Noureddine Taboubi et ses coéquipiers n’auront pas la tâche facile. Leur mission sera double : porter les revendications des travailleurs et s’investir au premier plan dans le processus des réformes politiques et économiques. Dans ce rôle moteur, l’Ugtt sera au cœur des débats, des décisions et des grandes échéances que connaîtra la Tunisie tout au long de la période à venir. Jugée à l’aune de son sens de la responsabilité, de sa modération et de sa flexibilité, sur les aspects économique et social, elle s’annonce irréductible quant au modèle de société à forger et au processus démocratique à faire aboutir.
La première épreuve à réussir est la finalisation du programme des grandes réformes. La signature de l’Ugtt, ainsi que celle de l’Utica, du document final soumis aux bailleurs de fonds, le FMI en tête, endosseront les engagements de la Tunisie et les sacrifices des Tunisiens. Débloquer ce processus au plus vite sera capital. Tout le génie de l’Ugtt sera d’y parvenir, sans hérisser ses syndiqués, ni renoncer à la défense des populations défavorisées.
La refonte institutionnelle et politique est également un enjeu de taille. En tête de la société civile et forte de la confiance de la plupart des partis politiques, l’Ugtt est légitimement investie dans cette ultime démarche. Promouvoir autour du président de la République, comme elle l’a souligné, un dialogue inclusif, sans sujets tabous, enrichir le débat et faire converger les différentes positions vers le plus large accord possible s’érigent pour elle en devoir national.

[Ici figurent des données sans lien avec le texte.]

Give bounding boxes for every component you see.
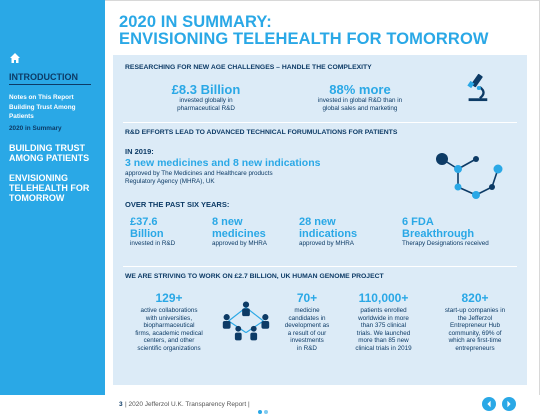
nav-sub-notes[interactable]: Notes on This Report xyxy=(9,94,74,101)
nav-sub-summary[interactable]: 2020 in Summary xyxy=(9,124,62,132)
genome-stat-patients-enrolled: 110,000+ patients enrolled worldwide in more than 375 clinical trials. We launched more than 85 new clinical trials in 2019 xyxy=(355,291,412,352)
stat-rd-vs-sales: 88% more invested in global R&D than in global sales and marketing xyxy=(317,82,403,112)
page-number: 3 xyxy=(119,401,123,408)
nav-section-envisioning[interactable]: ENVISIONING TELEHEALTH FOR TOMORROW xyxy=(9,173,90,203)
page-title: 2020 IN SUMMARY: ENVISIONING TELEHEALTH FOR TOMORROW xyxy=(119,13,489,48)
genome-stat-startups: 820+ start-up companies in the Jefferzol Entrepreneur Hub community, 69% of which are first-time entrepreneurs xyxy=(444,291,506,352)
six-years-heading: OVER THE PAST SIX YEARS: xyxy=(125,200,230,209)
nav-sub-building-trust[interactable]: Building Trust Among xyxy=(9,103,76,111)
prev-arrow-icon xyxy=(485,400,493,408)
genome-stat-medicine-candidates: 70+ medicine candidates in development as a result of our investments in R&D xyxy=(284,291,330,352)
page-dot[interactable] xyxy=(264,410,268,414)
active-underline xyxy=(9,84,91,85)
footer-report-title: | 2020 Jefferzol U.K. Transparency Report | xyxy=(125,401,250,408)
next-page-button[interactable] xyxy=(502,397,516,411)
rd-heading: R&D EFFORTS LEAD TO ADVANCED TECHNICAL FORUMULATIONS FOR PATIENTS xyxy=(125,129,398,136)
page-dots[interactable] xyxy=(258,401,270,418)
nav-sub-patients[interactable]: Patients xyxy=(9,113,34,120)
six-years-item: 28 new indications approved by MHRA xyxy=(299,216,358,247)
microscope-icon xyxy=(463,71,491,105)
stat-invested-globally: £8.3 Billion invested globally in pharmaceutical R&D xyxy=(171,82,241,112)
molecule-icon xyxy=(428,147,508,207)
nav-section-introduction[interactable]: INTRODUCTION xyxy=(9,72,99,85)
six-years-item: 6 FDA Breakthrough Therapy Designations received xyxy=(402,216,489,247)
rd-2019-block: IN 2019: 3 new medicines and 8 new indications approved by The Medicines and Healthcare products Regulatory Agency (MHRA), UK xyxy=(125,147,321,185)
home-icon[interactable] xyxy=(9,52,21,64)
section-divider xyxy=(123,122,517,123)
next-arrow-icon xyxy=(505,400,513,408)
genome-heading: WE ARE STRIVING TO WORK ON £2.7 BILLION, UK HUMAN GENOME PROJECT xyxy=(125,273,384,280)
prev-page-button[interactable] xyxy=(482,397,496,411)
research-heading: RESEARCHING FOR NEW AGE CHALLENGES – HANDLE THE COMPLEXITY xyxy=(125,64,372,71)
nav-section-building-trust[interactable]: BUILDING TRUST AMONG PATIENTS xyxy=(9,143,90,163)
page-dot[interactable] xyxy=(258,410,262,414)
sidebar xyxy=(0,0,105,395)
summary-panel xyxy=(113,55,527,385)
six-years-item: 8 new medicines approved by MHRA xyxy=(212,216,267,247)
people-network-icon xyxy=(217,299,275,343)
six-years-item: £37.6 Billion invested in R&D xyxy=(130,216,176,247)
page-footer xyxy=(0,395,540,418)
section-divider xyxy=(123,266,517,267)
genome-stat-collaborations: 129+ active collaborations with universities, biopharmaceutical firms, academic medical centers, and other scientific organizations xyxy=(135,291,203,352)
nav-subitems xyxy=(9,93,99,133)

Force d’inspiration, de modération et de mobilisation, l’Ugtt doit transcender son propre statut de centrale syndicale pour incarner, avec les autres forces vives, un nouveau destin national. Bousculer, s’il le faut, les uns et les autres, balayer les préjugés, rétablir les ponts, pousser au compromis et redonner confiance aux Tunisiens quant à un avenir meilleur possible : les héritiers de Hached et d’Achour retrouveront alors leur rôle historique.
Les délais sont serrés. Fin mars, une première synthèse des consultations annoncées par le chef de l’Etat est escomptée. Elle doit nourrir les propositions devant être soumises à référendum dans moins de cinq mois, le 25 juillet prochain. Le désenchantement des Tunisiens ne fait que s’accroître, au risque de susciter un fort taux d’abstention lors de ce scrutin. La situation économique et sociale se dégrade de jour en jour. Le facteur temps exerce toute sa pression, jouant à contre-courant.
Apaiser les tensions, restaurer la confiance, instaurer le débat et réussir les réformes consensuelles: c’est ce qu’attendent les Tunisiens. Le président Kaïs Saïed doit s’investir corps et âme. L’Ugtt, en tête d’un nouvel élan collectif à créer, sera d’une précieuse contribution.